Nauru1
est une petite île de 21 km2,
l’équivalent de trois arrondissements parisiens, isolée au sein
du Pacifique central et qui forme aujourd'hui la République de
Nauru.
Son
histoire contemporaine est intimement liés à son unique ressource,
le minerai de phosphate, et aux perversités du système économique
libéral.
Découverte
tardivement, elle est successivement colonisée par l'Allemagne à
partir de 1888, l'Australie en 1920, le Japon de 1942 à 1945 puis à
nouveau l'Australie en 1947.
Comme
pour la plupart des sociétés traditionnelles, le contact avec les
Européens se traduit par l'introduction de nouveaux produits : armes
à feu, alcool, tabac, mais aussi l'argent dont l'usage se répand.
Jusqu'aux
années 1850, la coutume nauruane permettait une gestion des conflits
par la négociation mais l'introduction des armes à feu déséquilibre
les rapports de force entre les tribus nauruanes et les accrochages
au sujet de discordes se muent rapidement en une guerre civile
tribale.
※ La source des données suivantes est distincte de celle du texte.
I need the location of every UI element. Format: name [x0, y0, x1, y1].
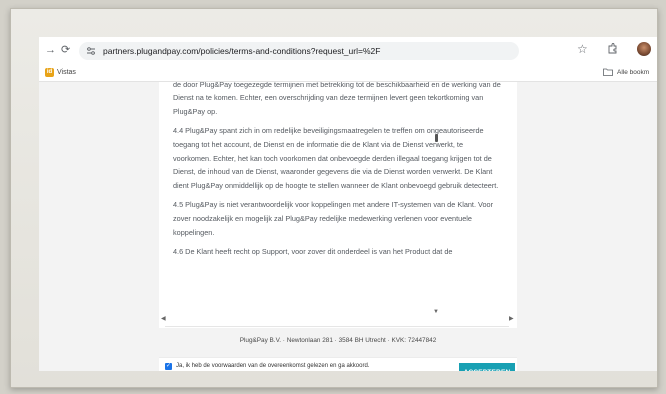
- bookmarks-bar: id Vistas Alle bookm: [39, 65, 657, 82]
- folder-icon: [603, 68, 613, 76]
- all-bookmarks-label: Alle bookm: [617, 69, 650, 76]
- consent-bar: ✓ Ja, ik heb de voorwaarden van de overe…: [159, 357, 517, 371]
- terms-paragraph: 4.6 De Klant heeft recht op Support, voo…: [173, 247, 453, 257]
- forward-icon[interactable]: →: [45, 45, 56, 56]
- bookmark-label: Vistas: [57, 69, 76, 76]
- vertical-scrollbar-thumb[interactable]: [435, 134, 438, 142]
- extensions-icon[interactable]: [607, 43, 618, 54]
- browser-toolbar: → ⟳ partners.plugandpay.com/policies/ter…: [39, 37, 657, 65]
- picture-frame: → ⟳ partners.plugandpay.com/policies/ter…: [10, 8, 658, 388]
- terms-paragraph: tussen nagaan gegevens van derden en de …: [173, 82, 501, 116]
- profile-avatar[interactable]: [637, 42, 651, 56]
- divider: [165, 326, 509, 327]
- vistas-favicon-icon: id: [45, 68, 54, 77]
- reload-icon[interactable]: ⟳: [61, 45, 70, 56]
- terms-paragraph: 4.5 Plug&Pay is niet verantwoordelijk vo…: [173, 200, 494, 237]
- scroll-down-arrow-icon[interactable]: ▼: [433, 309, 439, 315]
- terms-card: tussen nagaan gegevens van derden en de …: [159, 82, 517, 328]
- browser-window: → ⟳ partners.plugandpay.com/policies/ter…: [39, 37, 657, 371]
- consent-label: Ja, ik heb de voorwaarden van de overeen…: [176, 363, 370, 369]
- terms-scroll-area[interactable]: tussen nagaan gegevens van derden en de …: [173, 82, 503, 280]
- accept-button[interactable]: ACCEPTEREN: [459, 363, 515, 371]
- bookmark-star-icon[interactable]: ☆: [577, 43, 588, 55]
- address-bar[interactable]: partners.plugandpay.com/policies/terms-a…: [79, 42, 519, 60]
- scroll-right-arrow-icon[interactable]: ▶: [509, 316, 514, 322]
- terms-paragraph: 4.4 Plug&Pay spant zich in om redelijke …: [173, 126, 499, 190]
- page-content: tussen nagaan gegevens van derden en de …: [39, 82, 657, 371]
- url-text: partners.plugandpay.com/policies/terms-a…: [103, 46, 381, 56]
- scroll-left-arrow-icon[interactable]: ◀: [161, 316, 166, 322]
- company-address: Plug&Pay B.V. · Newtonlaan 281 · 3584 BH…: [239, 337, 437, 344]
- consent-checkbox[interactable]: ✓: [165, 363, 172, 370]
- site-info-icon[interactable]: [86, 46, 96, 56]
Par ailleurs, la population est régulièrement décimée
par des maladies inconnues jusqu'alors contre lesquelles leurs
défenses immunitaires sont déficientes.
À
partir de 1906, le gisement de minerai de phosphate de l'île est
exploité par différentes compagnies coloniales et dans
l'entre-deux-guerres, cette industrie est en pleine expansion car les
agriculteurs australiens et néo-zélandais achètent le phosphate
nauruan.
Pendant
le conflit entre le Japon et les Etats Unis, plus de 2000 soldats et
travailleurs japonais et coréens ainsi que 600 habitants déplacés
d'Ocean Island arrivent sur l'île. En septembre 1943, les Japonais
déportent 1200 habitants,
soit la majorité de la population nauruane, vers les îles
Truk
à 1600 kilomètres au Nord-Ouest, où sont basées les forces
navales japonaises du Pacifique.
À
la fin de la guerre, l'île est exsangue : sur les 1 200
habitants déportés dans les îles Truk, 759 ont survécu et sont
rapatriés le 31 janvier 1946 sur Nauru. La population est ainsi
passée de 1848 habitants en 1940 à 1369 habitants en 1946.
En
1948, l'exportation du minerai de phosphate rapporte 745 000 dollars
australiens à la British
Phosphate Commission
mais seuls 2 % reviennent aux Nauruans et 1 % à
l'administration de l'île.
Le
31 janvier 1968, au 22e
anniversaire du rapatriement des prisonniers des îles Truk, Nauru
devient indépendant sous la forme d'une République.
Le
nouvel État entre alors dans une période économique
particulièrement favorable. En juin 1970, alors que le cours mondial
du phosphate connaît une forte hausse, Nauru nationalise la British
Phosphate Commission
permettant un contrôle total de l'exploitation du minerai de
phosphate,.
Tous
ces facteurs permettent à l’île de s'enrichir considérablement
avec un produit intérieur brut par habitant de 50 000 dollars
américains et un niveau de vie2
atteignant celui des pays occidentaux.
Nauru
se dote alors de nombreux équipements et infrastructures : un centre
de conférence international, un hôtel de luxe, une station de
télécommunication satellite, une connexion de tous les habitants au
téléphone, l'agrandissement de l'aéroport international, etc.
Les
Nauruans qui s'occidentalisent, se vautrent dans la société de
consommation : voitures, téléviseurs, électroménager sont
importés, des supermarchés apparaissent. Ils ne payent pas d'impôts
et dépensent sans compter.
Le
résultat est que l’île s’est littéralement auto-dévorée à
force de creuser pour extraire le phosphate, jusqu’à 80% de sa
superficie y est passé. Il n’en reste aujourd’hui que des trous
dans un sol inexploitable et désert. La forêt tropicale luxuriante
a disparu et avec elle les nappes phréatiques, car Nauru est
probablement l’un des seuls de la planète à n’avoir, à l’heure
actuelle, aucune ressource en eau, si ce n’est la pluie et le
dessalement de l’eau de mer.
Pourtant,
le gouvernement Nauruan, prenant peu à peu conscience de
l'épuisement des réserves de minerai de phosphate, cherche des
alternatives. Il fait appel à des sociétés et des institutions
occidentales qui conseillent des investissements et des placements
financiers et immobiliers à Hawaï, Guam, Washington, Houston, aux
îles Marshall, dans l'Oregon, en Inde et à Londres.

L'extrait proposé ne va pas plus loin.